Ma très chère Isabella,

J’ai été très heureux d’apprendre dans les lettres qui m’attendaient à Stromness que M. Lacy et ses chers enfants étaient arrivés en Angleterre. J’espère qu’ils se sont très rapidement retrouvés sous ton toit. Cela m’aurait fait grand plaisir de les rencontrer et je te prie de croire que M. Lacy et ses enfants n’auraient reçu d’aucun membre de notre famille un accueil aussi chaleureux que celui que je leur réservais. Les rencontrer fait maintenant partie des plaisirs que j’anticipe. Je te prie de lui présenter ainsi qu’à ses enfants mes salutations affectueuses.

Ceci est la première étape de notre voyage et c’est un mouillage de courte durée qui fait qu’il nous fut facile de décharger le navire de ravitaillement et que nous sommes remplis de provisions pour les trois prochaines années. Les comptes rendus que nous avons reçus sur l’état des glaces au nord sont favorables jusqu’au détroit de Lancaster; les renseignements de mon informateur ne se rendent pas au-delà. Il est cependant gratifiant d’entendre une telle opinion émise jusqu’à ce point et nous espérons que dans quelques jours nous serons assez avancés pour les tester nous-mêmes.
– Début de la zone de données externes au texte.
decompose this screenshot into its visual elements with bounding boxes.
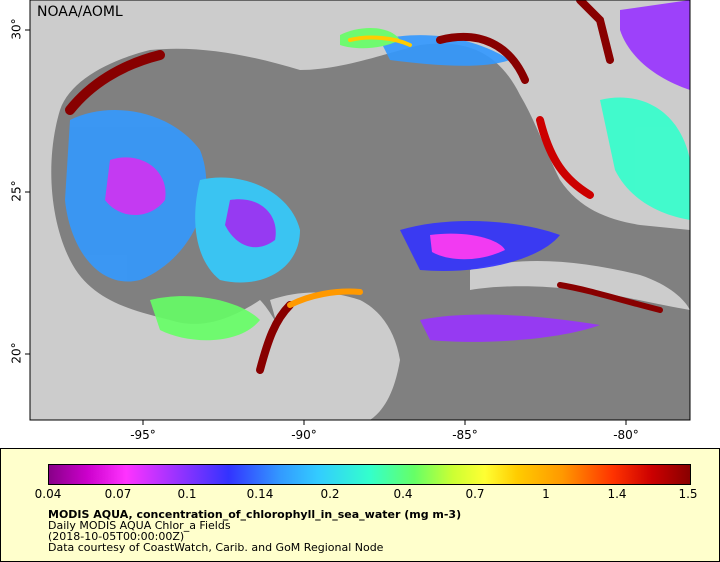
colorbar-label: 0.1 [177, 487, 197, 501]
lon-tick-label: -90° [291, 428, 317, 442]
colorbar-label: 1.4 [607, 487, 627, 501]
cuba-land [470, 260, 690, 310]
lon-tick-label: -85° [452, 428, 478, 442]
colorbar-label: 0.2 [320, 487, 340, 501]
colorbar-label: 0.4 [393, 487, 413, 501]
colorbar-label: 0.04 [34, 487, 62, 501]
coastal-high-concentration [65, 0, 663, 374]
colorbar-label: 0.07 [104, 487, 132, 501]
yucatan-land [270, 292, 400, 420]
lat-tick-label: 30° [9, 18, 24, 40]
axis-ticks [25, 29, 627, 425]
lat-tick-label: 25° [9, 180, 24, 202]
dataset-subtitle: Daily MODIS AQUA Chlor_a Fields [48, 519, 231, 532]
agency-label: NOAA/AOML [37, 4, 123, 20]
colorbar-label: 0.7 [465, 487, 485, 501]
lon-tick-label: -95° [130, 428, 156, 442]
credit-label: Data courtesy of CoastWatch, Carib. and … [48, 541, 384, 554]
chlorophyll-patches [65, 0, 690, 342]
variable-title: MODIS AQUA, concentration_of_chlorophyll… [48, 508, 462, 521]
colorbar [48, 464, 691, 485]
colorbar-label: 0.14 [246, 487, 274, 501]
map-border [29, 0, 691, 421]
date-label: (2018-10-05T00:00:00Z) [48, 530, 185, 543]
colorbar-label: 1.5 [678, 487, 698, 501]
lat-tick-label: 20° [9, 342, 24, 364]
chlorophyll-map [25, 0, 691, 425]
lon-tick-label: -80° [613, 428, 639, 442]
colorbar-label: 1 [542, 487, 550, 501]
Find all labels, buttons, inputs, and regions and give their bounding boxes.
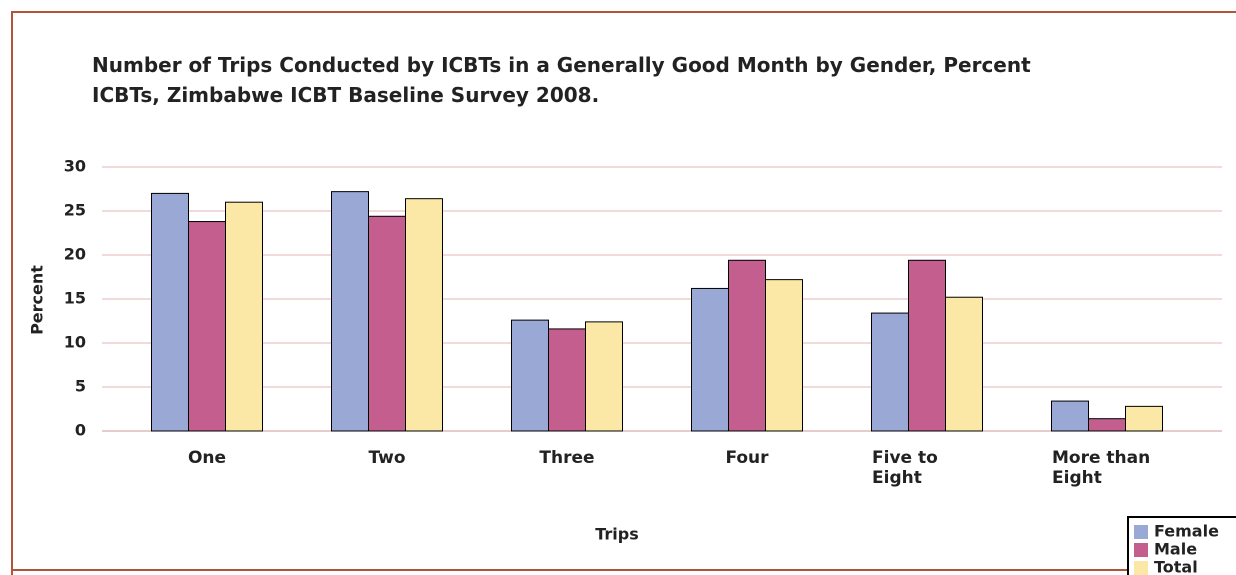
x-tick-text: Two bbox=[368, 448, 406, 468]
bar bbox=[908, 259, 946, 432]
legend-swatch bbox=[1134, 525, 1148, 539]
x-tick-label: Five to Eight bbox=[847, 448, 1007, 488]
bar bbox=[1088, 418, 1126, 432]
x-tick-text: Five to Eight bbox=[872, 448, 938, 488]
bar bbox=[151, 192, 189, 432]
bar bbox=[188, 221, 226, 432]
legend-swatch bbox=[1134, 561, 1148, 575]
bar bbox=[331, 191, 369, 432]
x-tick-text: More than Eight bbox=[1052, 448, 1151, 488]
y-tick-label: 10 bbox=[64, 333, 86, 352]
x-tick-label: Four bbox=[667, 448, 827, 468]
bar bbox=[225, 201, 263, 432]
y-tick-label: 5 bbox=[75, 377, 86, 396]
legend-label: Total bbox=[1154, 558, 1198, 575]
y-axis-label: Percent bbox=[28, 265, 47, 335]
legend-label: Male bbox=[1154, 540, 1197, 559]
bar bbox=[368, 215, 406, 432]
y-tick-label: 0 bbox=[75, 421, 86, 440]
x-axis-label: Trips bbox=[595, 525, 639, 544]
bar bbox=[1051, 400, 1089, 432]
x-tick-text: Three bbox=[539, 448, 595, 468]
x-tick-text: One bbox=[187, 448, 227, 468]
bar bbox=[405, 198, 443, 432]
bar bbox=[728, 259, 766, 432]
legend-label: Female bbox=[1154, 522, 1219, 541]
bar bbox=[1125, 405, 1163, 432]
bar bbox=[691, 287, 729, 432]
bar bbox=[765, 279, 803, 432]
x-tick-label: More than Eight bbox=[1027, 448, 1187, 488]
bar bbox=[945, 296, 983, 432]
x-tick-label: One bbox=[127, 448, 287, 468]
y-tick-label: 25 bbox=[64, 201, 86, 220]
x-tick-label: Two bbox=[307, 448, 467, 468]
x-tick-text: Four bbox=[725, 448, 769, 468]
y-tick-label: 30 bbox=[64, 157, 86, 176]
x-tick-label: Three bbox=[487, 448, 647, 468]
bar bbox=[548, 328, 586, 432]
frame bbox=[11, 11, 1236, 575]
chart-title: Number of Trips Conducted by ICBTs in a … bbox=[92, 53, 1031, 107]
y-tick-label: 20 bbox=[64, 245, 86, 264]
y-tick-label: 15 bbox=[64, 289, 86, 308]
bar bbox=[511, 319, 549, 432]
bar bbox=[585, 321, 623, 432]
bar bbox=[871, 312, 909, 432]
legend-swatch bbox=[1134, 543, 1148, 557]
Le navire de ravitaillement part pour l’Angleterre demain et j’ai écrit à toutes mes sœurs et plusieurs lettres à mes amis. Tous seront heureux de constater que j’ai toutes les raisons d’être satisfait de mes officiers et de l’équipage. Ils démontrent diligence, ardeur, espoir et fougue pour la cause, prêts à bien travailler et avec énergie. Un sentiment parfait d’unanimité et d’harmonie existe entre les officiers et les équipages des navires. Crozier et moi poursuivons notre amitié, c’est un homme au grand cœur et le meilleur second que j’aurais pu avoir. Pas une fois il n’a mentionné le nom de Sophy devant moi et je n’ai pas pensé qu’il était approprié d’en parler dans ma conversation. Je n’hésiterai pas cependant à le faire s’il m’en donne l’occasion. Nous soupons souvent ensemble, mais pour le moment nous avons tous les deux trop à faire pour parler de sujets qui ne sont pas reliés au travail.
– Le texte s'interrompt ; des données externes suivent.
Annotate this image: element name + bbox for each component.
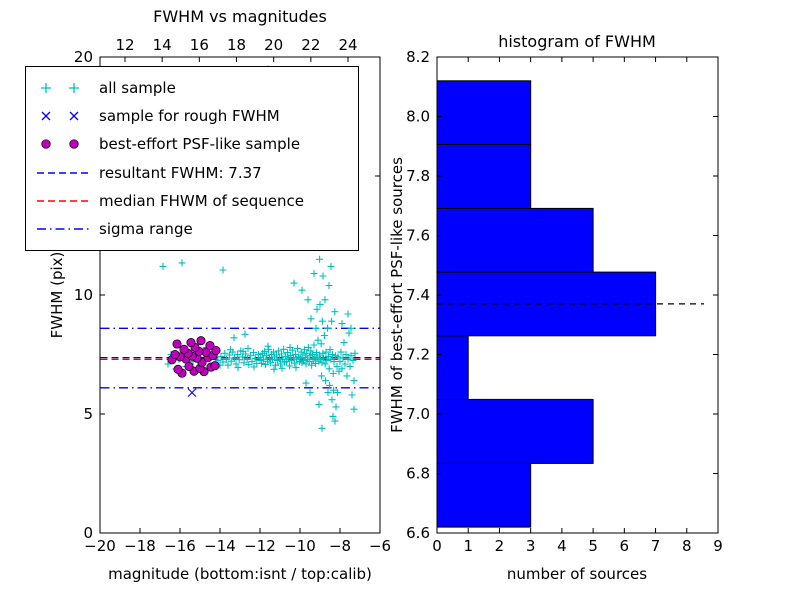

Nous avons eu une traversée assez favorable jusqu’ici, bien qu’en traversant l’Atlantique, nous ayons été menés par le vent jusqu’à 70 milles de l’Islande et nous avions l’espoir de voir le mont Hecla mais avons été déçus dans nos attentes.

A partir du moment où nous avons contourné le cap Farewell nous avons eu la terre du Groenland sous les yeux; nous en restions à environ 30 à 40 milles au large. La neige a disparu des ports des basses terres mais il en reste dans celles du haut. Le paysage est pittoresque. Les Danois ont plusieurs postes missionnaires chez les Esquimaux de cette côte et j’aurais aimé m’y rendre. Je pense qu’ils sont principalement sous la responsabilité de ministres moraves, les meilleurs selon moi pour atteindre de tels objectifs chez les aborigènes non civilisés. Ils ont obtenu de remarquables succès avec les Esquimaux de la côte du Labrador. Il y a quelques Esquimaux dans les environs sous le gouv. danois et les ministres. Ils chassent les phoques pour l’huile et les peaux qui sont vendues au gouv.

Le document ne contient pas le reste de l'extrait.